> Coding faster leads to less understanding and higher long-term risk. Source-Code amnesia is real, and there’s a time requirement to really understand and appreciate what a system is actually doing.
This is why I have switched nearly all of my personal coding experiments over to Qwen3.6 27B. Opus make it easy to gloss over too much and to delegate too much. And so I don't build sufficient memory of the code to provide long-term oversight.
But Qwen3.6 27B sits on an really interesting balance point. It understands code well enough to get 80% of the way to a good design, and it can fully implement a well-specified feature. But if my understanding of the code starts to weaken, things start going wrong much more quickly than they do with Claude.

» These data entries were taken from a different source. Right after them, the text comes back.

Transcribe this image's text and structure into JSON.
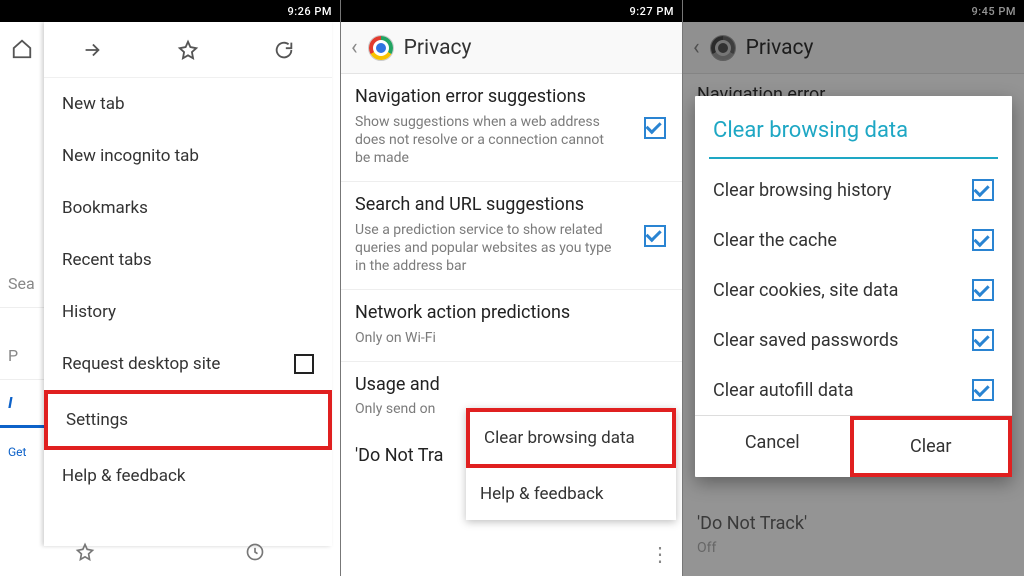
{
  "panel1": {
    "status_time": "9:26 PM",
    "menu": {
      "items": [
        {
          "label": "New tab"
        },
        {
          "label": "New incognito tab"
        },
        {
          "label": "Bookmarks"
        },
        {
          "label": "Recent tabs"
        },
        {
          "label": "History"
        },
        {
          "label": "Request desktop site",
          "checkbox": true
        },
        {
          "label": "Settings",
          "highlight": true
        },
        {
          "label": "Help & feedback"
        }
      ]
    },
    "under": {
      "search": "Sea",
      "p_row": "P",
      "b_row": "I",
      "get": "Get"
    }
  },
  "panel2": {
    "status_time": "9:27 PM",
    "header": "Privacy",
    "prefs": [
      {
        "title": "Navigation error suggestions",
        "sub": "Show suggestions when a web address does not resolve or a connection cannot be made",
        "checked": true
      },
      {
        "title": "Search and URL suggestions",
        "sub": "Use a prediction service to show related queries and popular websites as you type in the address bar",
        "checked": true
      },
      {
        "title": "Network action predictions",
        "sub": "Only on Wi-Fi"
      },
      {
        "title": "Usage and ",
        "sub": "Only send on "
      },
      {
        "title": "'Do Not Tra",
        "sub": ""
      }
    ],
    "popup": [
      {
        "label": "Clear browsing data",
        "highlight": true
      },
      {
        "label": "Help & feedback"
      }
    ]
  },
  "panel3": {
    "status_time": "9:45 PM",
    "header": "Privacy",
    "under_title": "Navigation error",
    "dialog": {
      "title": "Clear browsing data",
      "options": [
        {
          "label": "Clear browsing history"
        },
        {
          "label": "Clear the cache"
        },
        {
          "label": "Clear cookies, site data"
        },
        {
          "label": "Clear saved passwords"
        },
        {
          "label": "Clear autofill data"
        }
      ],
      "cancel": "Cancel",
      "clear": "Clear"
    },
    "below": {
      "title": "'Do Not Track'",
      "sub": "Off"
    }
  }
}
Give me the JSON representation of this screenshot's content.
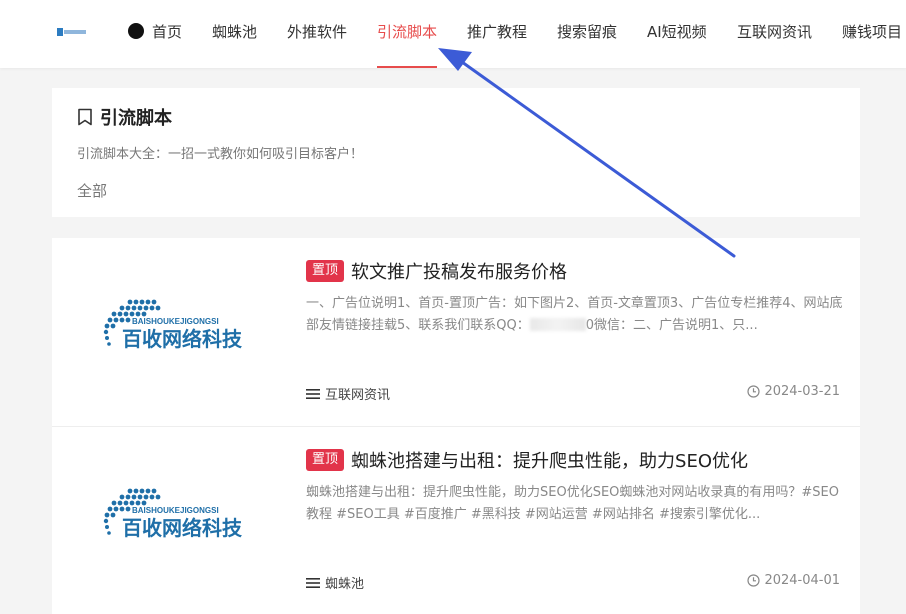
{
  "header": {
    "nav": [
      {
        "label": "首页",
        "name": "nav-item-home"
      },
      {
        "label": "蜘蛛池",
        "name": "nav-item-spider-pool"
      },
      {
        "label": "外推软件",
        "name": "nav-item-promo-software"
      },
      {
        "label": "引流脚本",
        "name": "nav-item-traffic-scripts"
      },
      {
        "label": "推广教程",
        "name": "nav-item-promo-tutorials"
      },
      {
        "label": "搜索留痕",
        "name": "nav-item-search-traces"
      },
      {
        "label": "AI短视频",
        "name": "nav-item-ai-video"
      },
      {
        "label": "互联网资讯",
        "name": "nav-item-internet-news"
      },
      {
        "label": "赚钱项目",
        "name": "nav-item-money-projects"
      }
    ],
    "active_index": 3,
    "accent_color": "#e74c4c"
  },
  "category": {
    "title": "引流脚本",
    "description": "引流脚本大全：一招一式教你如何吸引目标客户！",
    "filter_all": "全部"
  },
  "posts": [
    {
      "badge": "置顶",
      "title": "软文推广投稿发布服务价格",
      "excerpt_before": "一、广告位说明1、首页-置顶广告：如下图片2、首页-文章置顶3、广告位专栏推荐4、网站底部友情链接挂载5、联系我们联系QQ：",
      "excerpt_visible_tail": "0",
      "excerpt_after": "微信：二、广告说明1、只...",
      "thumb_brand_en": "BAISHOUKEJIGONGSI",
      "thumb_brand_cn": "百收网络科技",
      "category": "互联网资讯",
      "date": "2024-03-21"
    },
    {
      "badge": "置顶",
      "title": "蜘蛛池搭建与出租：提升爬虫性能，助力SEO优化",
      "excerpt": "蜘蛛池搭建与出租：提升爬虫性能，助力SEO优化SEO蜘蛛池对网站收录真的有用吗？#SEO教程 #SEO工具 #百度推广 #黑科技 #网站运营 #网站排名 #搜索引擎优化...",
      "thumb_brand_en": "BAISHOUKEJIGONGSI",
      "thumb_brand_cn": "百收网络科技",
      "category": "蜘蛛池",
      "date": "2024-04-01"
    }
  ],
  "colors": {
    "badge": "#e2344a",
    "brand_blue": "#1f6fa8",
    "arrow": "#3c5bd6"
  }
}
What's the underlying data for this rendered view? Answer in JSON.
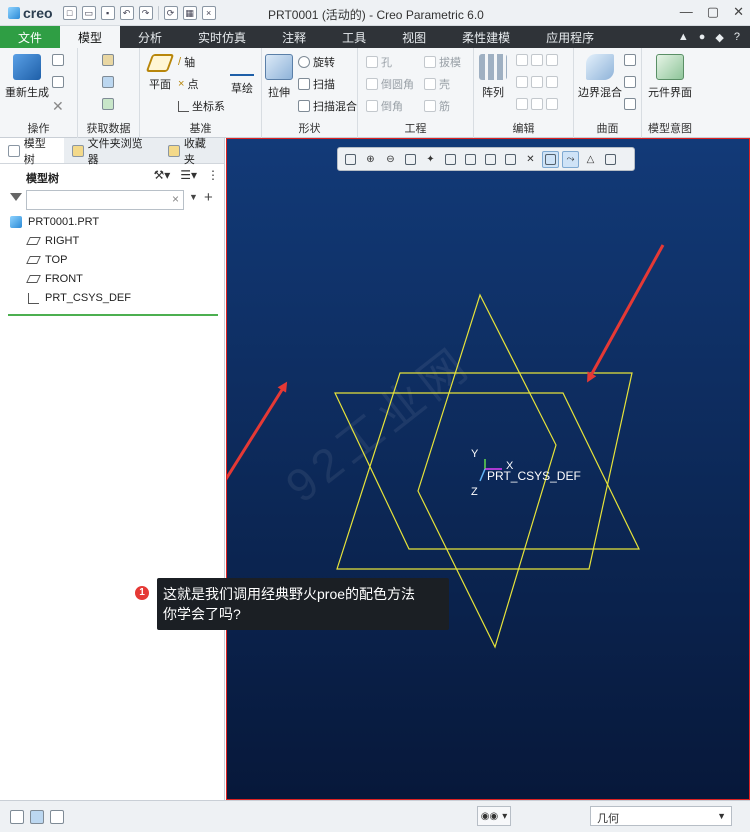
{
  "app": {
    "brand": "creo",
    "window_title": "PRT0001 (活动的) - Creo Parametric 6.0"
  },
  "ribbon_tabs": [
    "文件",
    "模型",
    "分析",
    "实时仿真",
    "注释",
    "工具",
    "视图",
    "柔性建模",
    "应用程序"
  ],
  "ribbon": {
    "operations": {
      "regenerate": "重新生成",
      "label": "操作"
    },
    "get_data": {
      "label": "获取数据"
    },
    "datum": {
      "plane": "平面",
      "axis": "轴",
      "point": "点",
      "csys": "坐标系",
      "sketch": "草绘",
      "label": "基准"
    },
    "shapes": {
      "extrude": "拉伸",
      "revolve": "旋转",
      "sweep": "扫描",
      "swept_blend": "扫描混合",
      "label": "形状"
    },
    "engineering": {
      "hole": "孔",
      "draft": "拔模",
      "round": "倒圆角",
      "shell": "壳",
      "chamfer": "倒角",
      "rib": "筋",
      "label": "工程"
    },
    "editing": {
      "pattern": "阵列",
      "label": "编辑"
    },
    "surfaces": {
      "boundary_blend": "边界混合",
      "label": "曲面"
    },
    "model_intent": {
      "component_interface": "元件界面",
      "label": "模型意图"
    }
  },
  "panel": {
    "tabs": [
      "模型树",
      "文件夹浏览器",
      "收藏夹"
    ],
    "tree_label": "模型树",
    "search_value": "",
    "tree": [
      {
        "label": "PRT0001.PRT",
        "icon": "part-icon"
      },
      {
        "label": "RIGHT",
        "icon": "datum-plane-icon"
      },
      {
        "label": "TOP",
        "icon": "datum-plane-icon"
      },
      {
        "label": "FRONT",
        "icon": "datum-plane-icon"
      },
      {
        "label": "PRT_CSYS_DEF",
        "icon": "csys-icon"
      }
    ]
  },
  "viewport": {
    "axis_labels": {
      "x": "X",
      "y": "Y",
      "z": "Z"
    },
    "csys_label": "PRT_CSYS_DEF",
    "watermark": "92工业网",
    "plane_color": "#e6e33a",
    "background_top": "#123a78",
    "background_bottom": "#07183a",
    "arrow_color": "#e53935"
  },
  "callout": {
    "badge": "1",
    "line1": "这就是我们调用经典野火proe的配色方法",
    "line2": "你学会了吗?"
  },
  "status": {
    "filter_value": "几何"
  }
}
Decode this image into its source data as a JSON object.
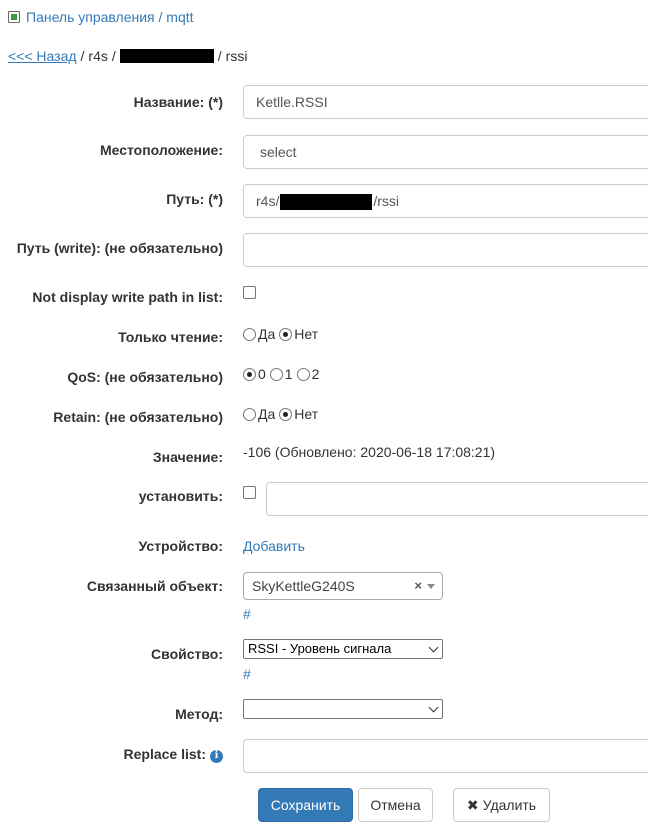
{
  "header": {
    "panel_link": "Панель управления / mqtt"
  },
  "breadcrumb": {
    "back": "<<< Назад",
    "seg1": "r4s",
    "sep": "/",
    "last": "rssi"
  },
  "form": {
    "name": {
      "label": "Название: (*)",
      "value": "Ketlle.RSSI"
    },
    "location": {
      "label": "Местоположение:",
      "value": "select"
    },
    "path": {
      "label": "Путь: (*)",
      "prefix": "r4s/",
      "suffix": "/rssi"
    },
    "path_write": {
      "label": "Путь (write): (не обязательно)",
      "value": ""
    },
    "not_display": {
      "label": "Not display write path in list:"
    },
    "readonly": {
      "label": "Только чтение:",
      "opt_yes": "Да",
      "opt_no": "Нет",
      "selected": "Нет"
    },
    "qos": {
      "label": "QoS: (не обязательно)",
      "opts": [
        "0",
        "1",
        "2"
      ],
      "selected": "0"
    },
    "retain": {
      "label": "Retain: (не обязательно)",
      "opt_yes": "Да",
      "opt_no": "Нет",
      "selected": "Нет"
    },
    "value": {
      "label": "Значение:",
      "text": "-106 (Обновлено: 2020-06-18 17:08:21)"
    },
    "set": {
      "label": "установить:",
      "value": ""
    },
    "device": {
      "label": "Устройство:",
      "link": "Добавить"
    },
    "linked_object": {
      "label": "Связанный объект:",
      "value": "SkyKettleG240S",
      "clear": "×",
      "hash": "#"
    },
    "property": {
      "label": "Свойство:",
      "value": "RSSI - Уровень сигнала",
      "hash": "#"
    },
    "method": {
      "label": "Метод:",
      "value": ""
    },
    "replace_list": {
      "label": "Replace list:",
      "info": "i",
      "value": ""
    }
  },
  "buttons": {
    "save": "Сохранить",
    "cancel": "Отмена",
    "delete": "Удалить",
    "delete_icon": "✖"
  }
}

Opus will happily take complex code beyond the point of salvation, if you allow it. I'm currently cleaning up a successful prototype code base right now, one that was partially vibe-coded and now needs to be put into production. And Opus generated massive amounts of tech debt. So clearly people who lean into vibe coding will need to keep upgrading their models for many years to keep up with the mess created by earlier models.
Strong agree (although I'm on Qwen3.6-35B-A3B, with 6-bit quant.). If you're a programmer, it gets the job done. When I occasionally don't want to care about the code, I switch over to DeepSeek V4 Pro.
Opus is relegated to the planning / design phase.